Recognizing this, Yellen signaled his willingness to consider potential solutions. For example, G20 countries could channel SDRs they don’t need to support economic recovery in low-income countries. This could pave the way for the creation of funds based on SDRs.
Yet even under the existing allocation system, an SDR allocation equivalent to 100% of current IMF quotas – as advocated by Italy, which currently heads the G20 – would generate around SDR 15.2 billion for the IMF. poorest countries. This is more than the average annual IMF concessional lending through the Poverty Reduction and Growth Trust (SDR 1.25 billion).
In addition, SDRs are not subject to any conditions. So, in advocating their use, Yellen effectively recognized that flexible and unconditional liquidity – not concessional loans – is the ultimate safety net.

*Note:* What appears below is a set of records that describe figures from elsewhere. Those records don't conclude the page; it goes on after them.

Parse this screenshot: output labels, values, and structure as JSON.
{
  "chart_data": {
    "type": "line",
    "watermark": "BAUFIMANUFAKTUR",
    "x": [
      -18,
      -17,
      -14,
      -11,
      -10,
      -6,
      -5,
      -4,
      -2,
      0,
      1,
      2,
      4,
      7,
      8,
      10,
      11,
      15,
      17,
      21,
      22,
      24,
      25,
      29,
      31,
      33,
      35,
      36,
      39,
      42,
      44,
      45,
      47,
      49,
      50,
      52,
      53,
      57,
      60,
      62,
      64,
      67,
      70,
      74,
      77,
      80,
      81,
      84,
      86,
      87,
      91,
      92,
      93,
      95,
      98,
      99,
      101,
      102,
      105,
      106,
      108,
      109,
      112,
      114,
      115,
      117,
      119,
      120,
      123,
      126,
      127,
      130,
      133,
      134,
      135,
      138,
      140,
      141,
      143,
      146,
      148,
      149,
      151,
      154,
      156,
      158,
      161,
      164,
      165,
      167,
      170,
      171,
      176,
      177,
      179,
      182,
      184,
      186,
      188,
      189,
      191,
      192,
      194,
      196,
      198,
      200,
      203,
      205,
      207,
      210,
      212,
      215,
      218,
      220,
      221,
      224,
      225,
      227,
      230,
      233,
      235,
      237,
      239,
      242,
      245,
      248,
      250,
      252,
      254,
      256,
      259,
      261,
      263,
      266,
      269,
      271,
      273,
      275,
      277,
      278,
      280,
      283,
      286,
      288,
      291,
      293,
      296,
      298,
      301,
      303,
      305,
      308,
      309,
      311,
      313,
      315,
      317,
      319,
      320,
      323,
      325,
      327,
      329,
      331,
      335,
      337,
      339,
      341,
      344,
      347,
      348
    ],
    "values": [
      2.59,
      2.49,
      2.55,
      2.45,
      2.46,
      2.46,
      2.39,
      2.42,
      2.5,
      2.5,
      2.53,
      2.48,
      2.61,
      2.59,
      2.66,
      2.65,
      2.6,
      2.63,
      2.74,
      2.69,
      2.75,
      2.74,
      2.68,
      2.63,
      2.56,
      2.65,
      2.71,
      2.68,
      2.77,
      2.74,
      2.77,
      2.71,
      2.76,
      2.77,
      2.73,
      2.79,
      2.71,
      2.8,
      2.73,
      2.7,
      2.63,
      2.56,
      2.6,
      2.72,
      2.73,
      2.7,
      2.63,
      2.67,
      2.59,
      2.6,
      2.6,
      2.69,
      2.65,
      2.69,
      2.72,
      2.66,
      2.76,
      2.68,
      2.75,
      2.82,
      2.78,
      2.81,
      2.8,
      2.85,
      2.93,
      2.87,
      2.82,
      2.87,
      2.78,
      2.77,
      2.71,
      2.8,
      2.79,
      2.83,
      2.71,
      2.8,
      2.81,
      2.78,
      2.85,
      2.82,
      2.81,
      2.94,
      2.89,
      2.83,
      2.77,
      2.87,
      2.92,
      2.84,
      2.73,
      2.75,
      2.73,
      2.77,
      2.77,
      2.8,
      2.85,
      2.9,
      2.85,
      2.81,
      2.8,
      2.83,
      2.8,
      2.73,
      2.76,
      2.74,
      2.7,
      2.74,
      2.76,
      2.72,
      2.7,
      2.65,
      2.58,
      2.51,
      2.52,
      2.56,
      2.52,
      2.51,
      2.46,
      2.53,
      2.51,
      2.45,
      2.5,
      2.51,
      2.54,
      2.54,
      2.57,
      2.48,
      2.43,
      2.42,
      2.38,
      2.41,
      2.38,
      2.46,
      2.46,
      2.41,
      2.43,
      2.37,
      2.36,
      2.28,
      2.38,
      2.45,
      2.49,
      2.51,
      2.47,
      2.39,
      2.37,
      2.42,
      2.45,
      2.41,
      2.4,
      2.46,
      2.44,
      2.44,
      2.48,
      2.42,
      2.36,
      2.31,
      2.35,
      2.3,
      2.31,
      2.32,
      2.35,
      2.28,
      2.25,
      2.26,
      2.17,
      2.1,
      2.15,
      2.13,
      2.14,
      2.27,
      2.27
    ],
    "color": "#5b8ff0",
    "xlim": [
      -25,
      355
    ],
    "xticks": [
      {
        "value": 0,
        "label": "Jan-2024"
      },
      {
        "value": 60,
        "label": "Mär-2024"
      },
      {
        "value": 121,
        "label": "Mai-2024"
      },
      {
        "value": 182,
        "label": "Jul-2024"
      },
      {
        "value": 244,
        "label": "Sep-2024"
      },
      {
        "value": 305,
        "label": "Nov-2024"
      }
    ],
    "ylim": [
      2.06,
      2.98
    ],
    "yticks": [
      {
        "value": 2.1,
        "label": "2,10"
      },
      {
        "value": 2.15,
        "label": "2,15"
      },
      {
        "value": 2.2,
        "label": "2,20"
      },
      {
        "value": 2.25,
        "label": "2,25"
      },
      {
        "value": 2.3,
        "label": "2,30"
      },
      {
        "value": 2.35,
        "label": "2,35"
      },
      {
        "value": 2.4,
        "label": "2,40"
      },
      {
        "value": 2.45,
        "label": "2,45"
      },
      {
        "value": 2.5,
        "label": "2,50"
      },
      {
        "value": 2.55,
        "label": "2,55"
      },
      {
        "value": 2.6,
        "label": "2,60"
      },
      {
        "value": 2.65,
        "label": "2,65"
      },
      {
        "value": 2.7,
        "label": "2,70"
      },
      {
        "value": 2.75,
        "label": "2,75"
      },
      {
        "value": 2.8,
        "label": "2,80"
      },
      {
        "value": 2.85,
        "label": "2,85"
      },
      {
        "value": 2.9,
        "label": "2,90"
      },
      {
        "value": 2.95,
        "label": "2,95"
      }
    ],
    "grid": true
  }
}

At the same time, it insists on good governance and the need to establish shared parameters, thus enhancing transparency and accountability in the trading of SDRs.
This brings us to the elephant in the room: How will countries use their SDRs? Should they be allowed to use them, for example, to service bilateral debt? In that case, that multilateral money could end up benefiting bilateral creditors like China – an outcome that Yellen’s predecessor, Steven Mnuchin, warned against.
Answering these questions will require a broader effort to fill the many gaping holes in the current multilateral financial system – holes that have often left financially needy countries with few good options. As a result, low-income countries have often had to turn to expensive bilateral loans and become hostage to private creditors and mixed entities, such as China’s state-owned banks. This has created significant asymmetries between different types of debt and different types of creditors.
To deal with these problems, multilateral financial tools must be made available to countries in need. In addition, the G20 must take stronger action to strengthen debt sustainability, coordinate international action, and negotiate fair debt deals between bilateral creditors, especially China, and low-income debtors.
The good news is that Yellen – with its emphasis on governance, flexibility and availability – seems to recognize the shortcomings of the international financial architecture. It is hoped that it will continue to lead the way towards a new financial multilateralism that addresses them.